Figure 1.Photographs of the dog. A firm raised area of purpura (3.7 × 4.4 × 0.6 cm) with heat was confirmed at the vaccination site at the first visit (A). Four weeks later, no lesions were identified on physical examination (B).

Figure 2.The patient’s hematocrit and platelet count during the therapeutic monitoring period. After the diagnosis of Evans’ syndrome, immunosuppressive drugs were included in the treatment. Four weeks after drug administration, the patient’s platelet count and hematocrit recovered to normal levels.

Figure 3.Saline agglutination test (SAT) and peripheral blood smear cytology. Before drug administration, autoagglutination positivity (A) and spherocytes were confirmed (B, red arrow). After immunosuppressive therapy, autoagglutination (C) and spherocytes (D) were not identified. The patient’s thrombocytopenia also improved after treatment (B, D).

After six days, new lesions were not observed, and the previous lesions improved. On a CBC, the thrombocytopenia (25 K/μL; reference range, 148-484 K/μL) was mildly improved, but the regenerative anemia had worsened (hematocrit, 28.5%; reference range, 37.3-61.7%) (RI 1.6) (Fig. 2). Furthermore, a corticosteroid-induced stress leukogram was identified on a CBC, and elevated liver enzymes observed on a serum chemistry analysis. On the SAT, autoagglutination was negative (Fig. 3C), but spherocytes were still present on a peripheral blood smear. On anamnesis, the patient’s stool color was normal; therefore, corticosteroid-induced intestinal bleeding was excluded. It was judged that the improvement in the thrombocytopenia was due to drug administration; thus, the anemia was evaluated one week later.

After one-week, the regenerative anemia (hematocrit, 35.2%; reference range, 37.3-61.7%) (RI 2.0) was improved, and a platelet count at the lower limit of normal (157 K/μL; reference range. 148-484 K/μL) was identified on a CBC (Fig. 2). The dose of prednisolone (1 mg/kg PO BID) was tapered. Four weeks after medication administration, the patient’s hematocrit (43.5%; reference range, 37.3-61.7%) and platelet count (459 K/μL; reference range, 148-484 K/μL) recovered to normal levels (Fig. 2). In addition, spherocytes were not observed on a peripheral blood smear (Fig. 3D). The dose of prednisolone was tapered over 40 days, and MMF was administered for four months and then discontinued. A physical examination, CBC, and serum chemistry analysis were performed, showing no remarkable findings (Figs. 1B, 2). These values were maintained for six months without recurrence of related symptoms.

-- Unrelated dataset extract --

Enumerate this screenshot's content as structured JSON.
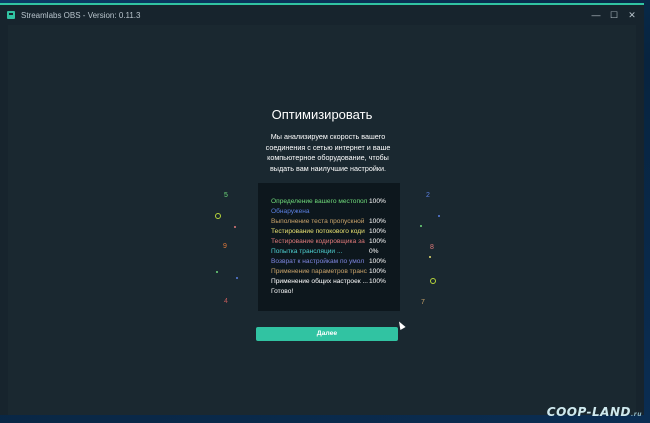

This is the first case report of rabies vaccine-associated Evans’ syndrome in dog. This case shows that serious adverse effects due to rabies vaccination can occur, and management with high-dose corticosteroids and MMF was successful.

Vaccines facilitate the development of immunity to a certain disease by stimulating the body’s immune system to develop acquired immunity (20). It has been reported that the mechanism of action of vaccines can lead to immune-mediated diseases (2,5,9-11,16,18,23,24,28). The mechanisms that lead to immune-mediated disease are as follows: First, vaccines affect the immune system, leading to the production of abnormal antibodies that attack the body’s own cells such as red blood cells (RBCs) and platelets (25). Second, vaccine components may attach to RBC or platelet membranes and induce an immune response (5). Third, vaccination may affect the immune system; then, normal cells are destroyed by a hyperactive immune system (6).

Among the glucocorticoids, MPSS, which is a fast-acting and intravascular injectable agent, was applied at the beginning of treatment. In this case, a combination of prednisolone and MMF was used for treatment.

MMF has a main mechanism of action of suppressing immunity by a lymphocyte-selective toxicity effect through depletion of guanosine and deoxyguanosine nucleotides (29). Other mechanisms include suppress of dendritic cell maturation and reduction of monocyte migration to the inflamed site (29). Several cases of MMF treatment in canine immune-mediated diseases such as IMT, IMHA, pemphigus, and acquired myasthenia gravis have been reported (1,4,21,30,31). MMF was applied to treatment by referring to the following studies.

In one study comparing a group of dogs with IMHA treated with corticosteroids and MMF and another treated with other immunosuppressive drugs (cyclosporine, azathioprine, and hIVIG), there was no significant difference in the survival rate, but fewer adverse effects occurred in the MMF group (30). In addition, one study comparing the survival period, adverse effects, and cost of MPSS/corticosteroid and cyclosporin/corticosteroids treatment in dogs with primary IMT have been reported (3). As a result, the MPSS/corticosteroids group had fewer adverse effect and less treatment cost (3). Furthermore, another study has reported that use of MMF with corticosteroids in dogs with pemphigus can be reduce the adverse effects caused by corticosteroids (21).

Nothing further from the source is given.